Rosario: Al menos en eso si cuentas a Macarena

Pedro: Lo que daría porque volviera a ella la sensatez

 

Maca iba en el coche pensativa, su hermana estaba contándole sus últimos escarceos con uno de los vendimiadores llegados de Marruecos, ella, lejos de escuchar todo cuanto tantas veces había escuchado ya, se entregó a una sensación extraña que se había adueñado de todo su interior, se miró las manos vacías de joyas, miró las de su hermana con dos buenos pedruscos como ella les decía, miró a su hermana, tan joven y vestida como si fuera una señora de la alta sociedad, se miró ella, vestida como si fuera una joven loca, sin más pretensión de que pasaran las horas lo más rápido posible. Lo único que calmaba sus nervios y su mal humor, era saber que iba a contar con la presencia de su inestimable amiga de la niñez, Ana

 

Conforme iban bajando de los coches, les esperaba una alfombra roja por donde debían pasar hasta el recinto decorado exquisitamente por la Señora Wilson, que les adentraba a aquel mundo de hipocresía y lisonjero, a un mundo en el que Maca ni tenía ni quería tener cabida. Su mirada recorrió rápidamente el salón, allí todos los grandes amigos de papá, algunos políticos, y de los mejores empresarios del lugar. Notó como algunos giraban su cabeza para observarla, sabía que era la comidilla del lugar pero no le importaba, todo porque era incapaz de pensar que la miraban porque estaba espectacular. Un vestido ceñido a su torso de color negro, un escote que llegaba justamente hasta el estómago, y tanto sus tirantes como el borde del mismo eran de punto de gancho blanco, así como los bordes de la falda amplia y acampanada que le hacía una figura todavía más esbelta. Sus zapatos negros de tacón con una fina correa atada al tobillo, y un collar largo que terminaba justo bajo el vientre. Y su melena, libre al viento con su raya al lado, y dejada caer a ambos lados de la cara como si fueran dos cascadas a ambos lados de la misma. Como a ella le gustaba, el maquillaje era suave y todo hacia que su belleza natural fuera mucho más espectacular

Jero: Te has pasado (le murmuró su hermano acercándose a ella una vez entraron)

M: Jero, vete a la mierda hazme ese favor (entonces vio como Ana la saludaba desde una esquina, se alegró tanto de verla que no dudó en dejar a su hermano con la palabra en la boca y se dirigió hasta su amiga) ¡Ana! (se abrazaron)

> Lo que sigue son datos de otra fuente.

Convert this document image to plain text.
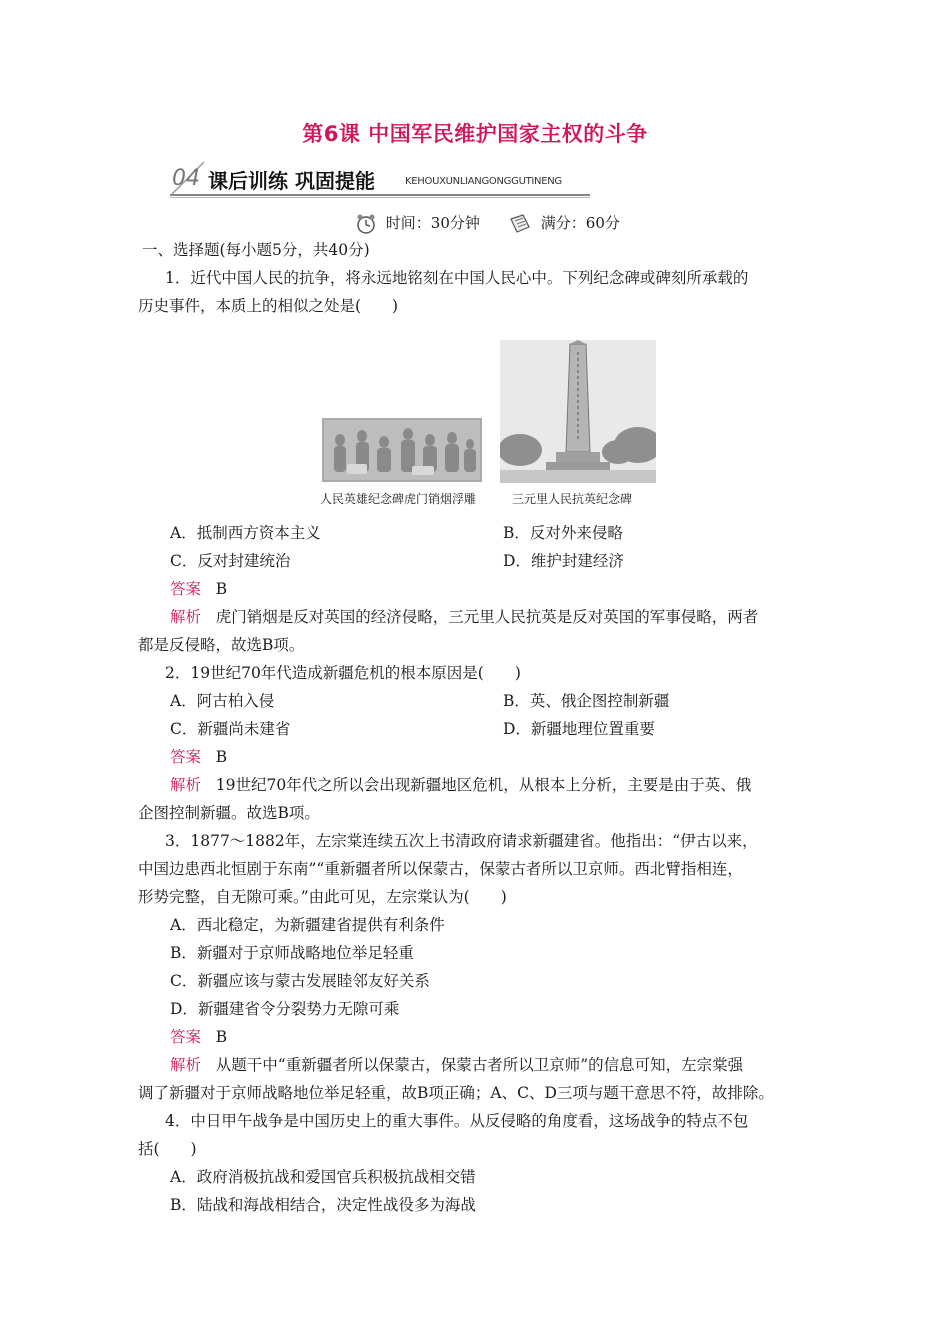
第6课 中国军民维护国家主权的斗争
04 课后训练 巩固提能	KEHOUXUNLIANGONGGUTINENG
时间：30分钟	满分：60分
一、选择题(每小题5分，共40分)
1．近代中国人民的抗争，将永远地铭刻在中国人民心中。下列纪念碑或碑刻所承载的
历史事件，本质上的相似之处是(　　)
人民英雄纪念碑虎门销烟浮雕	三元里人民抗英纪念碑
A．抵制西方资本主义	B．反对外来侵略
C．反对封建统治	D．维护封建经济
答案 B
解析 虎门销烟是反对英国的经济侵略，三元里人民抗英是反对英国的军事侵略，两者
都是反侵略，故选B项。
2．19世纪70年代造成新疆危机的根本原因是(　　)
A．阿古柏入侵	B．英、俄企图控制新疆
C．新疆尚未建省	D．新疆地理位置重要
答案 B
解析 19世纪70年代之所以会出现新疆地区危机，从根本上分析，主要是由于英、俄
企图控制新疆。故选B项。
3．1877～1882年，左宗棠连续五次上书清政府请求新疆建省。他指出：“伊古以来，
中国边患西北恒剧于东南”“重新疆者所以保蒙古，保蒙古者所以卫京师。西北臂指相连，
形势完整，自无隙可乘。”由此可见，左宗棠认为(　　)
A．西北稳定，为新疆建省提供有利条件
B．新疆对于京师战略地位举足轻重
C．新疆应该与蒙古发展睦邻友好关系
D．新疆建省令分裂势力无隙可乘
答案 B
解析 从题干中“重新疆者所以保蒙古，保蒙古者所以卫京师”的信息可知，左宗棠强
调了新疆对于京师战略地位举足轻重，故B项正确；A、C、D三项与题干意思不符，故排除。
4．中日甲午战争是中国历史上的重大事件。从反侵略的角度看，这场战争的特点不包
括(　　)
A．政府消极抗战和爱国官兵积极抗战相交错
B．陆战和海战相结合，决定性战役多为海战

Ana: No me achuches mucho que una tiene su reputación

M: No cambias nunca… por eso creo que te aguanto porque eres única

Ana: ¡Toma por eso te aguanto yo a ti!, ¿o qué?

Rosario: Hola Ana (la saludó un tanto perpleja al verla)

M: ¡Ah mamá se me ha olvidado comentarte que he invitado a Ana! (la mirada casi asesina de su madre se clavó en aquella belleza de hija que tenía, pero sin duda para ella tan inconsciente como bella)

Rosario: Bueno… no pasa nada ya veremos donde te ubicamos en la cena. Perdonarme

Ana: Ubicarme… ¡joder! ni que fuera un mueble, pero Maca me dices que venga y a mamá Wilson no le dices nada ¡estás loca!

M: Pues sí, ¿algún problema? (la miró de aquella manera tan intensa con la que sus ojos sabían mirar)

Ana: Nada, no pasa nada (le sonrió)

M: Creía… oye cuanta gente (dijo echando un vistazo al lugar)

Ana: ¡Cuánto pijo!, me da grima (puso gesto de escalofrío)

M: Y a mí (contestó mirando alrededor)

Ambas amigas soltaron una gran carcajada y se perdieron entre la gente a un lugar apartado donde poder hablar tranquilamente como les gustaba hacer

 

En la cocina del lugar, todo era puro nerviosismo, todo era un ir y venir Esther se defendía de la mejor manera posible, si antes todo eran nervios, desde que Teresa les dio la orden de empezar con su trabajo, la calma se apoderó de ella, algo que fue captado por su jefa que parecía más relajada al ver que se desenvolvía perfectamente

T: ¿Qué tal vas?

E: Bien, gracias (le sonrió una de las veces que entró a por una nueva bandeja)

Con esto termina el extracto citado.